Free Speech Is Now The Second-Most Important Issue For Voters, And That's Very Bad News For Kamala
Free speech is the most fundamental right of every American. That is why free speech is enshrined as the first of the original 10 constitutional amendments. And for the first time in our lives, that right is in actual jeopardy.
Americans agree.
A new poll from the Foundation for Individual Rights and Expression found that free speech is now the second-most important issue for Americans in the upcoming election, trailing only "inflation and increasing costs."
Americans, 63 percent of whom say concerns over free speech are "very important" to them, ranked the issue ahead of health care, immigration, crime, and guns. And, yes, even more than "racial inequality."
On Thursday, Elon Musk called the finding a "major vibe shift!"
If free speech is actually on the minds of voters come Nov. 5, Kamala Harris will not win the election. It's that simple. For all the ills of the Republican Party, and there are many, the evidence is clear: the Democratic Party is the party of censorship.
More specifically, government-pressured censorship.
Every recent example of government-pressured censorship traces back to the Democratic Party. Let us run through some of the more egregious cases:
Last month, Meta CEO Mark Zuckerberg admitted that the White House urged Facebook to remove posts about Covid that reflected poorly on the Biden-Harris administration.
In 2022, Zuckerberg confessed to Joe Rogan that Meta suppressed the accurately reported Hunter Biden laptop story in response to false FBI warnings of incoming "Russian disinformation."
But it's not just Meta.
When Elon Musk purchased Twitter (known as X) in 2022, he provided reporters with internal communications that proved the extent to which former executives engaged in politically motivated censorship on behalf of, again, the Biden-Harris administration. The revelations – known as #TwitterFiles --included examples of shadow-banning, de-amplification, removing posts, and banning accounts.
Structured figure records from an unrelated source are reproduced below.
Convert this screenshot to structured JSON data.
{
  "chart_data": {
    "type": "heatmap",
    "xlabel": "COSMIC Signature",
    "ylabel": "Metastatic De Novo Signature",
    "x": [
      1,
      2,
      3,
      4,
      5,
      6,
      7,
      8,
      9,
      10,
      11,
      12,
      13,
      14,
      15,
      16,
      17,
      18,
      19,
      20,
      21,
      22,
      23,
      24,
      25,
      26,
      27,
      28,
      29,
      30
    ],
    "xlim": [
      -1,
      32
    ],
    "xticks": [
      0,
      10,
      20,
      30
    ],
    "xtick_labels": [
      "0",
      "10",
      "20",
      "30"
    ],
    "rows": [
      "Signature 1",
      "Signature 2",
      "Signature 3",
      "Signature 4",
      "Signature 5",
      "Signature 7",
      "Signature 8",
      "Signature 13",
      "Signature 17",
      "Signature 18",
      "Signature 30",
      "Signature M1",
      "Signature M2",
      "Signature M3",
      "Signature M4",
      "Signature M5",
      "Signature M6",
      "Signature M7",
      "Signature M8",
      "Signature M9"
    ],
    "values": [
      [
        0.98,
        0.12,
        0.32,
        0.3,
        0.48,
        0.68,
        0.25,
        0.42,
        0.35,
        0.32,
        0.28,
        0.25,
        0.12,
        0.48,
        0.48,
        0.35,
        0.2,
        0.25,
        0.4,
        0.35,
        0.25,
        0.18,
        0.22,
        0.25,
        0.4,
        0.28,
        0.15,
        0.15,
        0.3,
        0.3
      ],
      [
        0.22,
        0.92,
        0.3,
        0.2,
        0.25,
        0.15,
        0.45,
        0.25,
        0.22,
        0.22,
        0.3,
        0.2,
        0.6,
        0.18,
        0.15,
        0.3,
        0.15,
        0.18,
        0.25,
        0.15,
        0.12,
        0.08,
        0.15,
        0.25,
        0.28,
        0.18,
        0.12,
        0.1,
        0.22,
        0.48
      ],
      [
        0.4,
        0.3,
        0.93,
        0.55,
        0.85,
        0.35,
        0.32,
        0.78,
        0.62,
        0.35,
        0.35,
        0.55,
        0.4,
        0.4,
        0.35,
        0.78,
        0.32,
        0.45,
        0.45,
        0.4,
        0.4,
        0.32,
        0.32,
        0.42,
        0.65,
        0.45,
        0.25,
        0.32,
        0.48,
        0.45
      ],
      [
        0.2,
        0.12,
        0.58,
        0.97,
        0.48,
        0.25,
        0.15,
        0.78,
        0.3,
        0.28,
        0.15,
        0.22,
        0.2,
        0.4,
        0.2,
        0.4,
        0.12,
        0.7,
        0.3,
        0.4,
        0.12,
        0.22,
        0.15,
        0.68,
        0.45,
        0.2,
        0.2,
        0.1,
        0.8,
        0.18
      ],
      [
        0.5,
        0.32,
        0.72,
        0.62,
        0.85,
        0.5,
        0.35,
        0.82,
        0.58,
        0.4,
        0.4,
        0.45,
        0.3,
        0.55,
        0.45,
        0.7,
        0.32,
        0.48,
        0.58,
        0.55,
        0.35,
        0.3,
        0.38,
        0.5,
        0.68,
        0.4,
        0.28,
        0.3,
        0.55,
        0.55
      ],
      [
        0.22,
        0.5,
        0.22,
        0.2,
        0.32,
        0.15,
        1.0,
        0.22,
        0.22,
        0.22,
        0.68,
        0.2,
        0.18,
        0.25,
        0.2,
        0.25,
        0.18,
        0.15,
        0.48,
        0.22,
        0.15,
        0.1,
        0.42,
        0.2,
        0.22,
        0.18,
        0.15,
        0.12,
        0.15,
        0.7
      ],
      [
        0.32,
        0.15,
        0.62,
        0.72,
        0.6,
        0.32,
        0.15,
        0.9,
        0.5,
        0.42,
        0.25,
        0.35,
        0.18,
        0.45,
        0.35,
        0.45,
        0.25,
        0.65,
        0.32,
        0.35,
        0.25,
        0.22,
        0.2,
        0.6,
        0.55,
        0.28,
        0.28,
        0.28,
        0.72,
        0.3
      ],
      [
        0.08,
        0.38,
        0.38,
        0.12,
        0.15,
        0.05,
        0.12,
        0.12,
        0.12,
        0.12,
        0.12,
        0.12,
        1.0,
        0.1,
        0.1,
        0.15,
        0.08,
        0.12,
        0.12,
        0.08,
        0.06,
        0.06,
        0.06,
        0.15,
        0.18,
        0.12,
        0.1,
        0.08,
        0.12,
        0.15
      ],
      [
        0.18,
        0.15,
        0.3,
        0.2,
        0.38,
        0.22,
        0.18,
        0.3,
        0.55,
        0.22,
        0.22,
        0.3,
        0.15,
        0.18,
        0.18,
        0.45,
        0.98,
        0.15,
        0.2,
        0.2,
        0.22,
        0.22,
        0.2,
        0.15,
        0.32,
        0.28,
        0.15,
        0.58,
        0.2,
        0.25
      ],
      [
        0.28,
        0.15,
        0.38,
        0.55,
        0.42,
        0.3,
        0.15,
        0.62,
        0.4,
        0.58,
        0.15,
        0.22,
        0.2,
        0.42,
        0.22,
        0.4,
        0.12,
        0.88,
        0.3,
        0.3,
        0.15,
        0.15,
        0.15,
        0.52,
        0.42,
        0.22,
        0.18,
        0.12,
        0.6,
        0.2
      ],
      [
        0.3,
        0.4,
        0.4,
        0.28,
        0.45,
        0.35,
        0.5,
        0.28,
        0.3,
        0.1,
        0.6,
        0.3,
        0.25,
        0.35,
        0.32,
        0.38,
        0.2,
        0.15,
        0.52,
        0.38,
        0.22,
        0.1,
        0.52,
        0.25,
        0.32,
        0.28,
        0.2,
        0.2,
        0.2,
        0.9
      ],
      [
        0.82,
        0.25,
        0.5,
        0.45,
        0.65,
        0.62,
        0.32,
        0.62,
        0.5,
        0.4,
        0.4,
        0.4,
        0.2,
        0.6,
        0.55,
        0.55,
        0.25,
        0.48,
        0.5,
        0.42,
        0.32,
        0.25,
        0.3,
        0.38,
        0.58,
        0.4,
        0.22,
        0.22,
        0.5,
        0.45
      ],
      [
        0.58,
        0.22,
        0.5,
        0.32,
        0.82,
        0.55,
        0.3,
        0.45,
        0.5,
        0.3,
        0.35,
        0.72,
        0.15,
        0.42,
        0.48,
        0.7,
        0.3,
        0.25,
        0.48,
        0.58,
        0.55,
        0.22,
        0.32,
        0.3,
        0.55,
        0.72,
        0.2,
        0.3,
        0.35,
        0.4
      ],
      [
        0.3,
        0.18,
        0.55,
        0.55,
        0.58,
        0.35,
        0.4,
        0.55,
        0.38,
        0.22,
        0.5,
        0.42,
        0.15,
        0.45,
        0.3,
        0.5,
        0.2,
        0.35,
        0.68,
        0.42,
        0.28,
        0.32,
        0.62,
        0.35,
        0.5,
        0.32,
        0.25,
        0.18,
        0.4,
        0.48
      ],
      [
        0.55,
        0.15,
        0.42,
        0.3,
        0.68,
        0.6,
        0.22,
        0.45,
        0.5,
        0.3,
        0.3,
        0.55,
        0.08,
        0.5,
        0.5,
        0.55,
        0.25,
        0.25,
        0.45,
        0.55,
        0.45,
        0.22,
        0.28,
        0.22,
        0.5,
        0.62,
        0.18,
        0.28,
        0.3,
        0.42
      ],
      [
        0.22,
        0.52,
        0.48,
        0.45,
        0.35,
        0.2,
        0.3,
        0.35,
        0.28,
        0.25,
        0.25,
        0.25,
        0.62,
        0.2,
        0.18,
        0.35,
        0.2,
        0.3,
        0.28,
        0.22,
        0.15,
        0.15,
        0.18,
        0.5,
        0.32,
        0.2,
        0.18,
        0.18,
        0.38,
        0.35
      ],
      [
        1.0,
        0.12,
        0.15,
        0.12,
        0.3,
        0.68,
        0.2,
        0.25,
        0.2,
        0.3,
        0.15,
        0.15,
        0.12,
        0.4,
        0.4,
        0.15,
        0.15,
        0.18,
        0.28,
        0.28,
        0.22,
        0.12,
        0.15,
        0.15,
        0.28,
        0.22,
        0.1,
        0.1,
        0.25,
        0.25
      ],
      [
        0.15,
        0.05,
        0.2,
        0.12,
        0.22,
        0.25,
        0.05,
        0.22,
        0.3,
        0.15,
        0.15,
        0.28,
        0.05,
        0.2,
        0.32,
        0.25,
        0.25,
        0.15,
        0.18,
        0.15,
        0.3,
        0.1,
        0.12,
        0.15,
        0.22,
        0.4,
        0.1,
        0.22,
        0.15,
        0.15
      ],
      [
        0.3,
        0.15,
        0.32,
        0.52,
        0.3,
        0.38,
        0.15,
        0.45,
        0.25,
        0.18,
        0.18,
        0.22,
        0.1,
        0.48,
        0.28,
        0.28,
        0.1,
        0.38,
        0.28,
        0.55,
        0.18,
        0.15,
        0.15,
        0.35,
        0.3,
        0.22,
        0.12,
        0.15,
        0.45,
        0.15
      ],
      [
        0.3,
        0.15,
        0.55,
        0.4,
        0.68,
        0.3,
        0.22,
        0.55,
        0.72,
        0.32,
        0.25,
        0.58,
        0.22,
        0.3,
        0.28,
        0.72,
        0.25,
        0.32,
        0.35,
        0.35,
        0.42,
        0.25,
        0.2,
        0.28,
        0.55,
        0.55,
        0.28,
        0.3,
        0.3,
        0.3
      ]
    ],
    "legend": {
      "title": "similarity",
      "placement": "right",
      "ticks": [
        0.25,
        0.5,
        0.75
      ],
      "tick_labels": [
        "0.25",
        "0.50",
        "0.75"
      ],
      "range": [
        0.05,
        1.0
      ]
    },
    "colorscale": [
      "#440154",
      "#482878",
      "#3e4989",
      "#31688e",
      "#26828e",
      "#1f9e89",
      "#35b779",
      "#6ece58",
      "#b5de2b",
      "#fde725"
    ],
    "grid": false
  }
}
Last November, the House Judiciary Committee filed a 103-page staff interim report detailing how government agencies pressured tech companies to dictate the information posted on social media prior to the 2020 presidential election.
The finding discovered "hundreds" of reports showing how the Department of Homeland Security, Cybersecurity and Infrastructure Security Agency, Department of State, and Stanford University assisted in the creation of a secret "disinformation" group that asked social media companies to "censor true information, jokes, and political opinions."
Platforms like Facebook and Twitter acquiesced. To no surprise, the pressure campaign disproportionately resulted in the de-platforming of information disfavorable to, wait for it, Democrats.
The significance of what's happening here cannot be understated.
The First Amendment prohibits the government from censoring ordinary Americans. However, the government has found a workaround to the constitutional restriction by pressuring private tech companies to do censoring for them.
Tricky, tricky.
But also illegal.
By assisting in the government's subversion of the First Amendment, Facebook is acting not as a "private company" but as a "state actor." And as the Wall Street Journal explains, "state actors" can be sued for aiding and abetting in violations of the Constitution.
And the Democrat Party is complicit.
As per our column, free speech is on the ballot in 2024. Voting for Harris-Walz sends a direct message that Americans are fine with censorship. No American should ever be fine with censorship.
Free speech is what allows us access to the truth. Without the truth, we are nothing more than ignorant NPCs (people who don't think for themselves) who march to the beat of our dear leaders.
Imagine if the only facts available were the "facts" that the people in charge made available. That was the case for much of the pandemic, when various credible voices were silenced for offering dissenting opinions.
Thereby, there's a valid argument that free speech should be the most important issue for voters. While the economy is crucial to our daily lives, free speech is what separates a free country from an autocracy.
On Nov. 5, you get to make a decision on censorship.